Bloody teachers! My kids have only been back at school for three days after their end of term holiday and they’re off again! No, it’s not another teacher-training day. It’s a strike. Yes, a real-life proper strike. How retro does that seem? Remember those glorious days of industrial action and picket lines and angry workers shoving placards into car windows and shouting things like scab! scab! at anyone who crossed the picket line . . . days of trade-union power and militant solidarity and passionate working class heroes?
Of course there have been strikes since then – Thatcher didn’t totally kill off the will of the people but it wasn’t quite like that today. Although there were some picket lines and marches and stuff, most of the striking teachers I know just stayed home. And let’s be honest, their grievances are namby-pamby compared to the lot of the miners and the dockworkers and so on in those grim days of hardliners such as Arthur (King Coal) Scargill and that pit-closing, union-busting nemesis of compassion, Margaret Thatcher.

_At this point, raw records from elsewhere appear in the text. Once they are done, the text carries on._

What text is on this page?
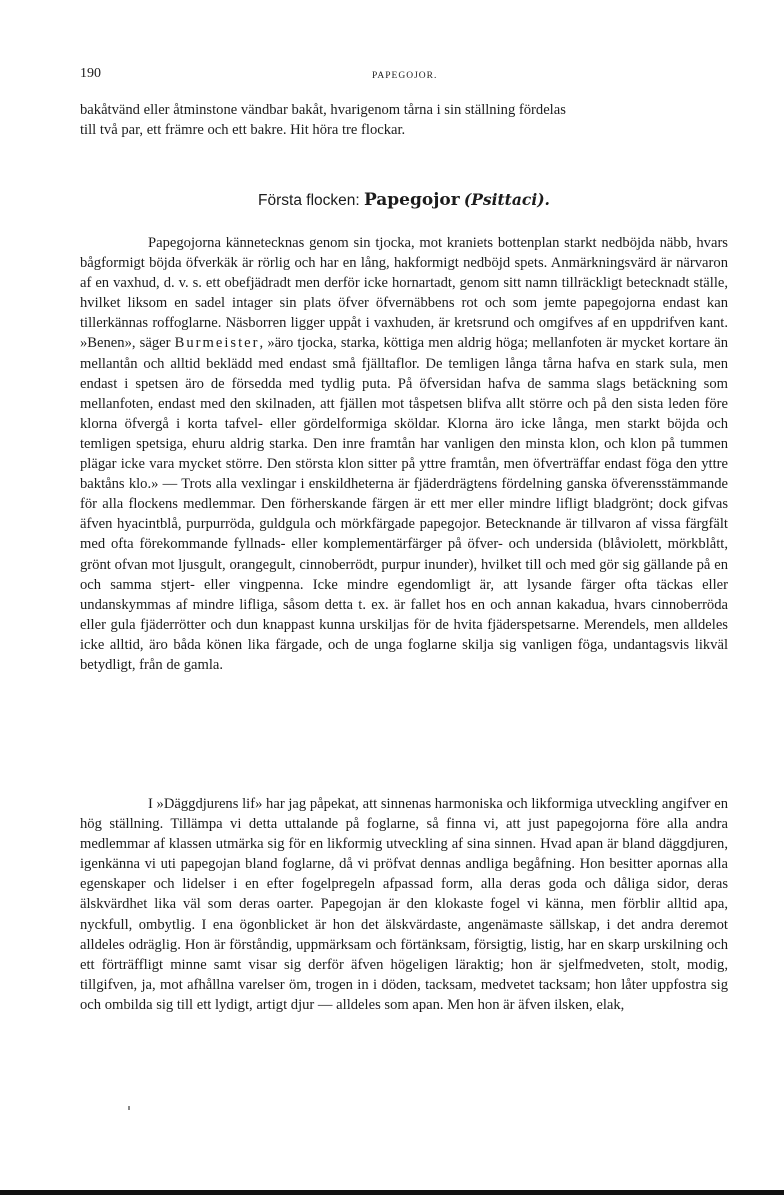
190	PAPEGOJOR.
bakåtvänd eller åtminstone vändbar bakåt, hvarigenom tårna i sin ställning fördelas
till två par, ett främre och ett bakre. Hit höra tre flockar.
Första flocken: Papegojor (Psittaci).

Papegojorna kännetecknas genom sin tjocka, mot kraniets bottenplan starkt nedböjda näbb, hvars bågformigt böjda öfverkäk är rörlig och har en lång, hakformigt nedböjd spets. Anmärkningsvärd är närvaron af en vaxhud, d. v. s. ett obefjädradt men derför icke hornartadt, genom sitt namn tillräckligt betecknadt ställe, hvilket liksom en sadel intager sin plats öfver öfvernäbbens rot och som jemte papegojorna endast kan tillerkännas roffoglarne. Näsborren ligger uppåt i vaxhuden, är kretsrund och omgifves af en uppdrifven kant. »Benen», säger Burmeister, »äro tjocka, starka, köttiga men aldrig höga; mellanfoten är mycket kortare än mellantån och alltid beklädd med endast små fjälltaflor. De temligen långa tårna hafva en stark sula, men endast i spetsen äro de försedda med tydlig puta. På öfversidan hafva de samma slags betäckning som mellanfoten, endast med den skilnaden, att fjällen mot tåspetsen blifva allt större och på den sista leden före klorna öfvergå i korta tafvel- eller gördelformiga sköldar. Klorna äro icke långa, men starkt böjda och temligen spetsiga, ehuru aldrig starka. Den inre framtån har vanligen den minsta klon, och klon på tummen plägar icke vara mycket större. Den största klon sitter på yttre framtån, men öfverträffar endast föga den yttre baktåns klo.» — Trots alla vexlingar i enskildheterna är fjäderdrägtens fördelning ganska öfverensstämmande för alla flockens medlemmar. Den förherskande färgen är ett mer eller mindre lifligt bladgrönt; dock gifvas äfven hyacintblå, purpurröda, guldgula och mörkfärgade papegojor. Betecknande är tillvaron af vissa färgfält med ofta förekommande fyllnads- eller komplementärfärger på öfver- och undersida (blåviolett, mörkblått, grönt ofvan mot ljusgult, orangegult, cinnoberrödt, purpur inunder), hvilket till och med gör sig gällande på en och samma stjert- eller vingpenna. Icke mindre egendomligt är, att lysande färger ofta täckas eller undanskymmas af mindre lifliga, såsom detta t. ex. är fallet hos en och annan kakadua, hvars cinnoberröda eller gula fjäderrötter och dun knappast kunna urskiljas för de hvita fjäderspetsarne. Merendels, men alldeles icke alltid, äro båda könen lika färgade, och de unga foglarne skilja sig vanligen föga, undantagsvis likväl betydligt, från de gamla.

I »Däggdjurens lif» har jag påpekat, att sinnenas harmoniska och likformiga utveckling angifver en hög ställning. Tillämpa vi detta uttalande på foglarne, så finna vi, att just papegojorna före alla andra medlemmar af klassen utmärka sig för en likformig utveckling af sina sinnen. Hvad apan är bland däggdjuren, igenkänna vi uti papegojan bland foglarne, då vi pröfvat dennas andliga begåfning. Hon besitter apornas alla egenskaper och lidelser i en efter fogelpregeln afpassad form, alla deras goda och dåliga sidor, deras älskvärdhet lika väl som deras oarter. Papegojan är den klokaste fogel vi känna, men förblir alltid apa, nyckfull, ombytlig. I ena ögonblicket är hon det älskvärdaste, angenämaste sällskap, i det andra deremot alldeles odräglig. Hon är förståndig, uppmärksam och förtänksam, försigtig, listig, har en skarp urskilning och ett förträffligt minne samt visar sig derför äfven högeligen läraktig; hon är sjelfmedveten, stolt, modig, tillgifven, ja, mot afhållna varelser öm, trogen in i döden, tacksam, medvetet tacksam; hon låter uppfostra sig och ombilda sig till ett lydigt, artigt djur — alldeles som apan. Men hon är äfven ilsken, elak,
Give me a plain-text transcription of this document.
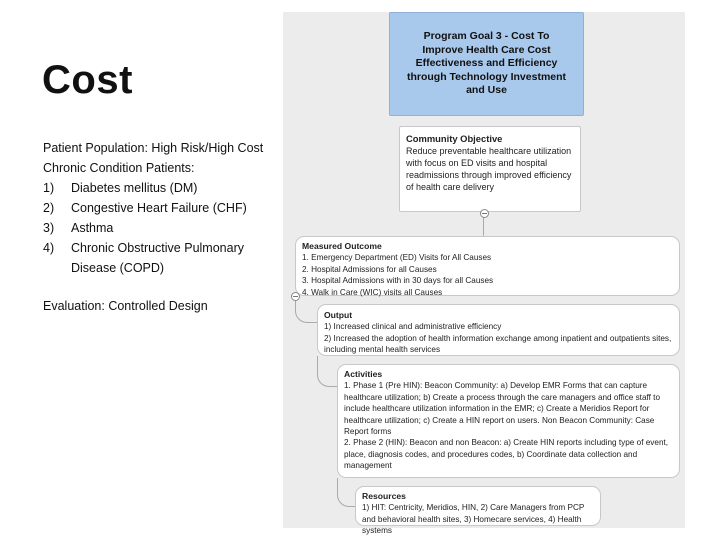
Cost

Patient Population: High Risk/High Cost Chronic Condition Patients:

1)	Diabetes mellitus (DM)
2)	Congestive Heart Failure (CHF)
3)	Asthma
4)	Chronic Obstructive Pulmonary Disease (COPD)

Evaluation: Controlled Design

Program Goal 3 - Cost To Improve Health Care Cost Effectiveness and Efficiency through Technology Investment and Use
Community Objective
Reduce preventable healthcare utilization with focus on ED visits and hospital readmissions through improved efficiency of health care delivery
Measured Outcome
1. Emergency Department (ED) Visits for All Causes
2. Hospital Admissions for all Causes
3. Hospital Admissions with in 30 days for all Causes
4. Walk in Care (WIC) visits all Causes
Output
1) Increased clinical and administrative efficiency
2) Increased the adoption of health information exchange among inpatient and outpatients sites, including mental health services
Activities
1. Phase 1 (Pre HIN): Beacon Community: a) Develop EMR Forms that can capture healthcare utilization; b) Create a process through the care managers and office staff to include healthcare utilization information in the EMR; c) Create a Meridios Report for healthcare utilization; c) Create a HIN report on users. Non Beacon Community: Case Report forms
2. Phase 2 (HIN): Beacon and non Beacon: a) Create HIN reports including type of event, place, diagnosis codes, and procedures codes, b) Coordinate data collection and management
Resources
1) HIT: Centricity, Meridios, HIN, 2) Care Managers from PCP and behavioral health sites, 3) Homecare services, 4) Health systems
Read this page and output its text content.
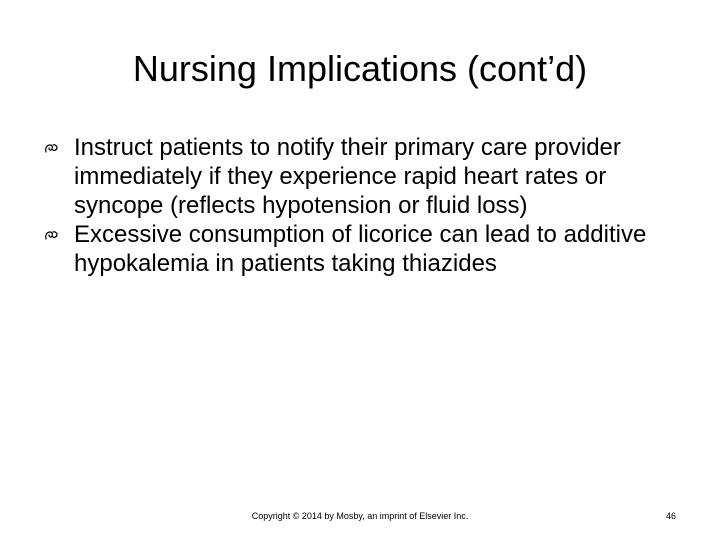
Nursing Implications (cont’d)
Instruct patients to notify their primary care provider immediately if they experience rapid heart rates or syncope (reflects hypotension or fluid loss)
Excessive consumption of licorice can lead to additive hypokalemia in patients taking thiazides
Copyright © 2014 by Mosby, an imprint of Elsevier Inc.	46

But seriously, that’s not to say I don’t support the teachers in their dispute. They, like many other workers, deserve a fair living wage and I’m all for fighting back against this government and its bias towards big business and the ruling classes. The rising cost of living is affecting us all and it’s frustrating to see Gordon Brown and his Labour government penalise the lower paid public sector workers and the poor yet continue to reward the wealthy and pander to big business. All those on or under the borderline are feeling the pinch and the lower paid workers are going to feel it even harder when they get their next pay packets due to that 10% tax thing. I’m not so sure there are teachers that are all that poor but they are undervalued which is just not good business sense if we want good teachers to educate and inspire our children. Personally speaking, I can’t help believing that there are some jobs whereby it just isn’t ethical to take strike action but that is exactly what the government exploits – our strong sense of moral duty towards those in our care, be they school-children or patients.
Anyway, today’s strike was a huge pain in the backside for me and I guess it was for many working mums. I had to leave my children to fend for themselves all morning because the NHS bosses wouldn’t let me have the day off – no, not even when I said it was to support my fellow-public sector workers. Bloody capitalists!
Because it was actually a school day on which, by rights, my children should be learning, the conscientious part of my brain (you know, the part that stops you from having fun) was telling me I should take take the kids to the museum when I finish work . . . or make them do homework or something as equally dull. So, I got home full of good intentions and my kids – free from adult restraint and with idle hands and mischievous minds – how did they spend their free morning? Why making a mess of course! A huge, humongous mother of a mess. Yes, in between the squabbling and the fighting they trashed the joint and I spent most of the day tidying up and peacekeeping.
So, after much consultation and with all due regret, as of today (and I am unanimous on this), I am on strike! A mothers strike. Anyone care to join me?